Mâlik Bin Dinâr (Radiyallah-u anhu)- 5
Dara Bızmara (Nusaybin)‘Ayrıca buranın çok çok önemli bir kıssası vardır.‘
Mâlik Bin Dinâr (Radiyallah-u anhu)- 5
Rivayet ettiği hadis-i şeriflerden bazıları şunlardır;
-“İki haslet vardır ki, bunlar bir mü’minde bulunmaz. Bunlar kötü huy ve bahillik (cimriliktir)”
Rivayet ettiği bir başka hadis-i şerif;
-“Allah korkusu her hikmetin başıdır ve vera’ da (şübhelileri terk etmek) amellerin seyididir.”
Mâlik bin Dinâr (r.a.) nin hikmetli sözleri;
Buyurdular ki;
-“Kimin gözü ve gönlü, fani hayattan bâki hayat hakkında iyi bir ibret dersi almamış ise, iyi bilinmeli ki, o şahsın kalbi PERDELİ, AMELİ DE AZDIR.”
Yine buyurdular ki;
-“Her kim DÜNYAYA EVLENME teklifinde bulunursa, DÜNYA ondan Nikahının bedel, olarak DİNİNİN TAMAMINI İSTER.”
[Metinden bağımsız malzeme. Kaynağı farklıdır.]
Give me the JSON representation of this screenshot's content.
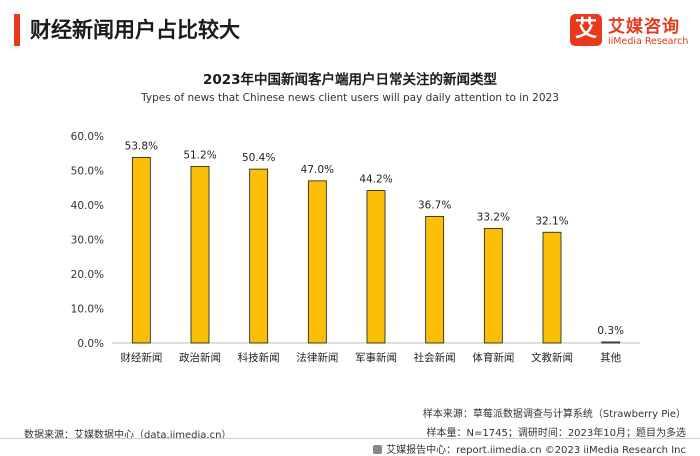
{
  "header": {
    "title": "财经新闻用户占比较大",
    "brand_color": "#e8391d"
  },
  "logo": {
    "mark": "艾",
    "name_cn": "艾媒咨询",
    "name_en": "iiMedia Research",
    "icon": "iimedia-logo-icon"
  },
  "chart_data": {
    "type": "bar",
    "title": "2023年中国新闻客户端用户日常关注的新闻类型",
    "subtitle": "Types of news that Chinese news client users will pay daily attention to in 2023",
    "categories": [
      "财经新闻",
      "政治新闻",
      "科技新闻",
      "法律新闻",
      "军事新闻",
      "社会新闻",
      "体育新闻",
      "文教新闻",
      "其他"
    ],
    "values": [
      53.8,
      51.2,
      50.4,
      47.0,
      44.2,
      36.7,
      33.2,
      32.1,
      0.3
    ],
    "value_labels": [
      "53.8%",
      "51.2%",
      "50.4%",
      "47.0%",
      "44.2%",
      "36.7%",
      "33.2%",
      "32.1%",
      "0.3%"
    ],
    "ylim": [
      0,
      60
    ],
    "yticks": [
      0,
      10,
      20,
      30,
      40,
      50,
      60
    ],
    "ytick_labels": [
      "0.0%",
      "10.0%",
      "20.0%",
      "30.0%",
      "40.0%",
      "50.0%",
      "60.0%"
    ],
    "xlabel": "",
    "ylabel": "",
    "grid": false,
    "bar_color": "#fcbf07",
    "bar_edge_color": "#1a1a1a"
  },
  "footer": {
    "source_left": "数据来源：艾媒数据中心（data.iimedia.cn）",
    "sample_source": "样本来源：草莓派数据调查与计算系统（Strawberry Pie）",
    "sample_info": "样本量：N=1745；调研时间：2023年10月；题目为多选",
    "report_center": "艾媒报告中心：report.iimedia.cn  ©2023  iiMedia Research  Inc"
  }
}
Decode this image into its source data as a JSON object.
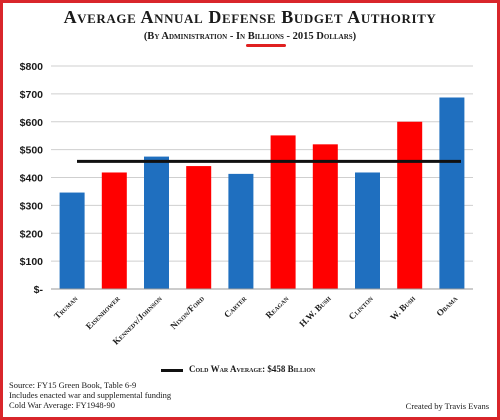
{
  "chart_data": {
    "type": "bar",
    "title": "Average Annual Defense Budget Authority",
    "subtitle": {
      "prefix": "(By Administration - In ",
      "highlight": "Billions",
      "suffix": " - 2015 Dollars)"
    },
    "categories": [
      "Truman",
      "Eisenhower",
      "Kennedy/Johnson",
      "Nixon/Ford",
      "Carter",
      "Reagan",
      "H.W. Bush",
      "Clinton",
      "W. Bush",
      "Obama"
    ],
    "values": [
      346,
      418,
      475,
      441,
      413,
      551,
      519,
      418,
      600,
      687
    ],
    "bar_colors": [
      "#1f6fbf",
      "#ff0000",
      "#1f6fbf",
      "#ff0000",
      "#1f6fbf",
      "#ff0000",
      "#ff0000",
      "#1f6fbf",
      "#ff0000",
      "#1f6fbf"
    ],
    "y_tick_labels": [
      "$-",
      "$100",
      "$200",
      "$300",
      "$400",
      "$500",
      "$600",
      "$700",
      "$800"
    ],
    "ylim": [
      0,
      800
    ],
    "ytick_step": 100,
    "grid": true,
    "reference_line": {
      "value": 458,
      "label": "Cold War Average:  $458 Billion",
      "color": "#111111"
    },
    "legend_position": "bottom"
  },
  "source_lines": [
    "Source:  FY15 Green Book, Table 6-9",
    "Includes enacted war and supplemental funding",
    "Cold War Average: FY1948-90"
  ],
  "credit": "Created by Travis Evans"
}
Mâlik bin dinâr (r.a.) a sormuşlar;
-“Ya Mâlik, bu gün nasıl sabahladınız?”
Mâlik-i Dinâr (r.a.) Cevabında Buyurdular ki;
-“Öğle bir halde sabahladım ki; ömrüm kısalıyor günahlarım artıyor!”
Yine buyurdular ki;
-“İnsan kendisi Salih olmadığı halde Salihların ŞEREF VE HAYSİYETİNE dil uzatacak olursa, başka günahı olmasa bile bu ona yeter.”
Yine Mâlik bin Dinâr (r.a.) buyurdu ki;
-“Şu zamanlarda insanların kardeşliği, aşçının çorbasına benzedi. Kokosu güzel fakat tadı yok.”
Mâlik Bin Dinâr (r.a.) kira ile bir ev tutmuştu. Komşusu Yahudi idi. Bu evin güney tarafı yahudinin evinden yana idi. Yahudi yaptığı pisliği bu duvara atarak devamlı kirletmeyi adet haline getirmişti.
Uzun bir zaman geçmesine rağmen, bir şikayet gelmediğine hayret eden Yahudi,
Mâlik Bin Dinâr (r.a.) gelerek;
-“Halâdan, pis kokudan rahatsız olup olmadığını sordu?”
Mâlik Bin Dinâr (r.a.);
-“Rahatsız olduğunu, fakat yıkayıp temizlediğini bildirdi.”
Yahudi hayret içinde bu sıkıntıya niçin katlandığını sorduğunda,
Cevaben;
-“Allah-u Teâlâ’nın rızası için. Çünkü Resulullah (Sallallahu aleyhi ve selem) buyurdu ki; (-“Ve öfkelerini yutup insanları affedenler.”) Âl-i İmrân suresi ayet 134.”
Yahudi bunun üzerine;
-“Ne iyi bir din ki, Allahın dostu, Allah’ın düşmanının verdiği eziyetlere katlanmakta, asla feryad etmemekte, kimseye söyleyip şikayet etmemektedir.” Diyerek Müslüman oldu.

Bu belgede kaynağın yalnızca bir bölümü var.